Perceptions of engineering are changing and rightly so. Previously, the word ‘engineer’ possibly conjured up images of men in boiler suits peering at machinery and making observations on notepads. Whilst this still exists, engineering is rapidly becoming a digitalised industry, making use of the latest technologies to undertake inspections, manage supply chains and better visualise and plan construction projects.

Paper notepads are increasingly being replaced by hand-held smart devices as the tool of choice for engineer surveyors. Such gadgets have a variety of benefits, from being able to capture real-time data and images of defective equipment, to providing GPS information where a lone worker may have fallen into difficulty and need rescuing. 

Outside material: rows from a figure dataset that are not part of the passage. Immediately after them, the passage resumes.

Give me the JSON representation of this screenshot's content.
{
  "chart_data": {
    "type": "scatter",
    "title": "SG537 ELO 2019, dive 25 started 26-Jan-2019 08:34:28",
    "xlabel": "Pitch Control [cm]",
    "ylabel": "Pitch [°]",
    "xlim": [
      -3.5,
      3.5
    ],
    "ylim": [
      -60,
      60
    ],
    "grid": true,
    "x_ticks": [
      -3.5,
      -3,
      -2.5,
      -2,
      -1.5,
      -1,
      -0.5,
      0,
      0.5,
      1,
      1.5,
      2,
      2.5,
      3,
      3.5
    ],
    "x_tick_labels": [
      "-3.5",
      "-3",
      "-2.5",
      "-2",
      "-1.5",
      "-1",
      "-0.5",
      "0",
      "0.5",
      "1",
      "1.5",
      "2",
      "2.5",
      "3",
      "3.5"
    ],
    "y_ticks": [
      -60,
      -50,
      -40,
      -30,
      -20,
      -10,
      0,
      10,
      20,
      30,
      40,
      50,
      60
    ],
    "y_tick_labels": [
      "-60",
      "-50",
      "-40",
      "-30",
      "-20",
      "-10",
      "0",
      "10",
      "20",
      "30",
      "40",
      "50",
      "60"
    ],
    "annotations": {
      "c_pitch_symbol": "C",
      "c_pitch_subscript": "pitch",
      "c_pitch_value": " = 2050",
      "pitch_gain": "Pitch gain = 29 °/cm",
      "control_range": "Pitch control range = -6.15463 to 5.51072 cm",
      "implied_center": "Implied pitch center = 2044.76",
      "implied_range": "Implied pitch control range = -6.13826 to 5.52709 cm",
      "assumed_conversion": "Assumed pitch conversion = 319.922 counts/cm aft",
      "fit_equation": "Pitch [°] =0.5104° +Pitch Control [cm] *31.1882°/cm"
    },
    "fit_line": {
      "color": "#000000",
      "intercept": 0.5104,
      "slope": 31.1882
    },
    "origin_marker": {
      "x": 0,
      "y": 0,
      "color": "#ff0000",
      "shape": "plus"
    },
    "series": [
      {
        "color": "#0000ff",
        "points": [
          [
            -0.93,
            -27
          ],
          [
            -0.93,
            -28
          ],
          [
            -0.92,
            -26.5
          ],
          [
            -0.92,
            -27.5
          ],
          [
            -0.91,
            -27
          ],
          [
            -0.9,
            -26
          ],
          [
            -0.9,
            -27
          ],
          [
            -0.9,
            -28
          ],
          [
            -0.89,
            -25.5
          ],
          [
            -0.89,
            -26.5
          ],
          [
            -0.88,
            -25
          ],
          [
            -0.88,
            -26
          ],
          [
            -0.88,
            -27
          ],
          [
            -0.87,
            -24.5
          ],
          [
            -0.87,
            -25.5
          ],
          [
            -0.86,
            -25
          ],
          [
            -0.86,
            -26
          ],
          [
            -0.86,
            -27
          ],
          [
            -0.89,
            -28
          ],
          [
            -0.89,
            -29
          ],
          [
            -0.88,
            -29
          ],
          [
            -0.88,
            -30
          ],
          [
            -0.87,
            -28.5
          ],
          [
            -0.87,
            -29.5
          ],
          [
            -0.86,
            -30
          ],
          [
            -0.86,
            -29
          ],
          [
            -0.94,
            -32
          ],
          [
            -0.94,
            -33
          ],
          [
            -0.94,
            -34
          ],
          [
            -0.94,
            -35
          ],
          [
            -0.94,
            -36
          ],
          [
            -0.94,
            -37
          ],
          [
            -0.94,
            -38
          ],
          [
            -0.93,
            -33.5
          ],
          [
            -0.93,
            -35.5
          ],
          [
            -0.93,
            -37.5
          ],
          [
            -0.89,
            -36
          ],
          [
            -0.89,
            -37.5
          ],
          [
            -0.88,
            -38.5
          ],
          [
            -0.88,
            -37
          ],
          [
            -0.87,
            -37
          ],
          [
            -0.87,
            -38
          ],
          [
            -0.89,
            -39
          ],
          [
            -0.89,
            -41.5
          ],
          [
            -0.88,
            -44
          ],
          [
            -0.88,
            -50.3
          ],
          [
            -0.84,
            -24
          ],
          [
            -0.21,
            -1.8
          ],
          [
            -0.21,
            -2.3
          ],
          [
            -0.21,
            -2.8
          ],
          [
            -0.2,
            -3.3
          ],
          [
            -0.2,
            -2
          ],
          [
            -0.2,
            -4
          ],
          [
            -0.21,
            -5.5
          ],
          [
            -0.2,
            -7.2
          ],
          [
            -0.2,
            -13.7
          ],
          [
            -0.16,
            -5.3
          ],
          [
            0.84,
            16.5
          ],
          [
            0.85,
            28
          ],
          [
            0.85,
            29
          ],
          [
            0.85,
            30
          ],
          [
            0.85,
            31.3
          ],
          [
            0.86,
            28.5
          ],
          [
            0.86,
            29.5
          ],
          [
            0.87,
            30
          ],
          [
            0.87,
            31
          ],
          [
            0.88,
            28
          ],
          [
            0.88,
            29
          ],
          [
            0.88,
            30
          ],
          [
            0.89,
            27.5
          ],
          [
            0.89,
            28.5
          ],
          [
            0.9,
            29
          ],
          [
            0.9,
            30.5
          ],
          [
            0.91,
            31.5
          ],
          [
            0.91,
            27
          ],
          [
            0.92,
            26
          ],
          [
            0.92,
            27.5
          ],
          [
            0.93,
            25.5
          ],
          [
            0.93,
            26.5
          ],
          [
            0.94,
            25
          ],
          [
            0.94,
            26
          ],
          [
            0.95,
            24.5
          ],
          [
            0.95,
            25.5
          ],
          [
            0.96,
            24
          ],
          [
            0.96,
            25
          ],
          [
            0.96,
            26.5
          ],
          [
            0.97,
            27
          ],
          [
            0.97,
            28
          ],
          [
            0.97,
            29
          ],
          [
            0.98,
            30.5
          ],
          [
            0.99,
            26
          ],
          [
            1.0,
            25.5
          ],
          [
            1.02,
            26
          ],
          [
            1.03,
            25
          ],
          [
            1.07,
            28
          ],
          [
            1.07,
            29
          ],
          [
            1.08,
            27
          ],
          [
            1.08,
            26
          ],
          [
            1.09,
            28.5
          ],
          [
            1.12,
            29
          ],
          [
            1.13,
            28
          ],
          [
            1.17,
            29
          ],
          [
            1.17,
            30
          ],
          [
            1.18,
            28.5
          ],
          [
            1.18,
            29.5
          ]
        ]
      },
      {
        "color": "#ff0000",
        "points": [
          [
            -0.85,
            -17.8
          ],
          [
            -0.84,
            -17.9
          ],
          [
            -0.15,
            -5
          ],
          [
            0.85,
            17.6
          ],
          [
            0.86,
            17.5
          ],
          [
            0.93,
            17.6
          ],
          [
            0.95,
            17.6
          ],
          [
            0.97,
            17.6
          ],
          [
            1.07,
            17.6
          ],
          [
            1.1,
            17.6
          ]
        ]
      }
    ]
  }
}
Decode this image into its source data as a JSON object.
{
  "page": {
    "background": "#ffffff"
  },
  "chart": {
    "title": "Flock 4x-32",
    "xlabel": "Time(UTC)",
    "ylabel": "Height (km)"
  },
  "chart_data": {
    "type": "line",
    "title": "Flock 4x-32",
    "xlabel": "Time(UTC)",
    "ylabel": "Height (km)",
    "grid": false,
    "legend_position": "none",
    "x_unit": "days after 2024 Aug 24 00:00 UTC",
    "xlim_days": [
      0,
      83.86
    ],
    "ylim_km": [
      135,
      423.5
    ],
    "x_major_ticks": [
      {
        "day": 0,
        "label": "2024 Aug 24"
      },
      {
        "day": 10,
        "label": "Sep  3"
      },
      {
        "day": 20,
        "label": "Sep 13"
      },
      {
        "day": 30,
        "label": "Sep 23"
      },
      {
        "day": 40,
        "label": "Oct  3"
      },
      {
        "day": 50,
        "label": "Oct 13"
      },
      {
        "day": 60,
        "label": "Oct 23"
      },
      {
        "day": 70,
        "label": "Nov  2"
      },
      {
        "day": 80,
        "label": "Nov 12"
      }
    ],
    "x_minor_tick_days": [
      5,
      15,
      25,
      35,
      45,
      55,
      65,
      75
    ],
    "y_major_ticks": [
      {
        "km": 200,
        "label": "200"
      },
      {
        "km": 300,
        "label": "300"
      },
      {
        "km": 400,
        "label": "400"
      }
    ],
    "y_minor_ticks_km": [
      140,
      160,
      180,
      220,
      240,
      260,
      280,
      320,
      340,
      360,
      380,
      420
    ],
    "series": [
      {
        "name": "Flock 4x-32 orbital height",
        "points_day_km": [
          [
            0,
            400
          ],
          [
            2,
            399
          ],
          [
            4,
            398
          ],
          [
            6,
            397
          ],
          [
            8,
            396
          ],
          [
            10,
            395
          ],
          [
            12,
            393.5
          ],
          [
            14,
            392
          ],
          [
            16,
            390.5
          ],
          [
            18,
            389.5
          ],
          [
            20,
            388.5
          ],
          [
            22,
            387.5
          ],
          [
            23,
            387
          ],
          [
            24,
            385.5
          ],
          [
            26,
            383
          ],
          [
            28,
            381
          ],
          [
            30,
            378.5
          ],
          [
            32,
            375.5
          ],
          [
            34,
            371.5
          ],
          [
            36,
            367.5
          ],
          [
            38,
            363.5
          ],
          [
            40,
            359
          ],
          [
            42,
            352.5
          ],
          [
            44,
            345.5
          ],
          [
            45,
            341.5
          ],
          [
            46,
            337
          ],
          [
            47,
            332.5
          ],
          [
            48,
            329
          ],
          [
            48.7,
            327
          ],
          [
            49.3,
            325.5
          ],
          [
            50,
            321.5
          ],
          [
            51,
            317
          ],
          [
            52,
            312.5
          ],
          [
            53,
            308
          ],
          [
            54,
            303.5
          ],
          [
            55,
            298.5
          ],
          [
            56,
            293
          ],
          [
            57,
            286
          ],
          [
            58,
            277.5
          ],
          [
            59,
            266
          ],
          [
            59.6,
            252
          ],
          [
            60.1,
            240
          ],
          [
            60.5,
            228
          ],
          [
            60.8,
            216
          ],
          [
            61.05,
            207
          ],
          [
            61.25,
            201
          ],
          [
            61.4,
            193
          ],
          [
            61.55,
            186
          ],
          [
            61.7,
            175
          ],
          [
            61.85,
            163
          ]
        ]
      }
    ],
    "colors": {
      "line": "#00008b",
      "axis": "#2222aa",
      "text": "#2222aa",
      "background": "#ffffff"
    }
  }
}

Drones are recognised for being able to assist in both safety inspections and building projects; their particular advantage being that they can check high or impassable structures such as tower cranes, skyscrapers and wind turbines, which would be difficult and costly for humans to navigate. Their cameras can capture photographs with a higher degree of accuracy than traditional aerial photographs and transmit images to computers, to determine a site’s suitability for building upon or for creating 3D models. The future may see drones transporting parts and equipment, helping to reduce delivery lead times.

The potential use of Blockchain in the engineering industry is only just starting to be explored. Blockchain’s primary advantage is that it allows individuals, who may not know each other, to create a decentralised auditable, incorruptible record of transactions. This lends itself well to collaborative processes, such as construction projects. Construction engineers may start to use Blockchain for conducting and recording economic transactions, or for the exchange of smart contracts. By virtue of its transparency, Blockchain can be put to good use for managing supply chains between different parties.

Engineering is also becoming ‘greener’. With renewable energy targets set by the UK government, many see solar power installations, hydro plants and wind farms as offering the perfect solution for alternative sustainable energy.  Engineers are fundamental to both the construction and on-going maintenance of such installations and technology is developing quickly in this area. 

Engineering has been a firmly established industry for hundreds of years but is currently undergoing a period of huge change. Since engineering touches each of our lives every day, it needs to continue to evolve in step with an increasingly digital world, delivering and ensuring the on-going safety of tomorrow’s projects.